L'irrespectueux "titre" d'un journal sur Djibo Ka : Peut-on parler de "troupeau" en évoquant les morts
Le jeu de mots pousse parfois les confrères à s'égarer du véritable sens des mots où à ignorer le glissement facile d'une expression vers la dérision. Dans les parutions de ce vendredi, un journal qui a voulu s'associer à la pluie d'hommages sur Djibo Leyti Ka a eu la maladresse de titrer : "MORT DE DJIBO KA : Le Petit berger peulh rejoint le troupeau". De quel "troupeau" parle-t-on ici ? De la communauté de disparus qui nous ont précédés dans l'au-delà ?
Le "berger peulh, rappelé à Dieu jeudi à la Clinique Madeleine n'a jamais nié ses origines.

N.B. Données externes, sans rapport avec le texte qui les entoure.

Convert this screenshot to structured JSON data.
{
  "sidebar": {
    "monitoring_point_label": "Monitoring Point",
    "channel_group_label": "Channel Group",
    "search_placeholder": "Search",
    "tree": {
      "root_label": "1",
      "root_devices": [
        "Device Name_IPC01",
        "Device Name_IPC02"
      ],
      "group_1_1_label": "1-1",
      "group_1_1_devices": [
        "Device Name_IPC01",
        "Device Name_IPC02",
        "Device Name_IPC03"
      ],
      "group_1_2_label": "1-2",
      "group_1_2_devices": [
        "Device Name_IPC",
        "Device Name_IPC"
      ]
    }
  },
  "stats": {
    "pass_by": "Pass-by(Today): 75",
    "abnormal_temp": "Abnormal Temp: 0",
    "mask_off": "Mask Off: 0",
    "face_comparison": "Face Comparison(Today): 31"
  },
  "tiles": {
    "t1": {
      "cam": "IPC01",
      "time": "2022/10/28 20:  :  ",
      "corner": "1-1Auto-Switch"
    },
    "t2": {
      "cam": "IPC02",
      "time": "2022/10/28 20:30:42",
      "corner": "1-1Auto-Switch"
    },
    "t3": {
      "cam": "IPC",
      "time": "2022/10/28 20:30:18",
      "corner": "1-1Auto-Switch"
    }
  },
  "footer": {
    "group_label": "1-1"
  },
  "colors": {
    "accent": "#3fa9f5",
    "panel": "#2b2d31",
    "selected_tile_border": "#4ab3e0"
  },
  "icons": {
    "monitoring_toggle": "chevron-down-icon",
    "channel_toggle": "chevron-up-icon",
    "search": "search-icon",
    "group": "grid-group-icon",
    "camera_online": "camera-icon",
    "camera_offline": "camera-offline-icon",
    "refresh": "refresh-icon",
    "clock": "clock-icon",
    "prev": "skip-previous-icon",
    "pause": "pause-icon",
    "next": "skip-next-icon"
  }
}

Et il méritait meilleur hommage que celui-là.

AYOBA FAYE

Vendredi 15 Septembre 2017 - 10:55




1.Posté par Politicaré le 11/10/2017 13:37
Le Berger parmi les troupeaux est parti rejoindre les prairies célestes.Il était libre,fidèle qu'à son idéologie: savoir manager des gens sans les embrigader dans une gabegie puérile.Il était un politique et non un aliéné qui s'enchaine dans une fidélité obscure.IL savait que le mot politique a horreur de la stagnation, il fallait bouger suivre les mouvements et les situations pour mieux les exploiter à ses fins qui exigent que l'acteur soit fidèle qu'aux actions politiques et non à l'être politique qui ne devrait être fixation mais mouvement contraire à toute sinécure idéologique ,tendance à posséder l'autre dans un carcan.Bref il n'était pas un possédé ni un zombie politique, mais un manager libre.
Watta watt...
Ps:Le mot diriger englobe une notion de mouvement comme le mot politique aussi.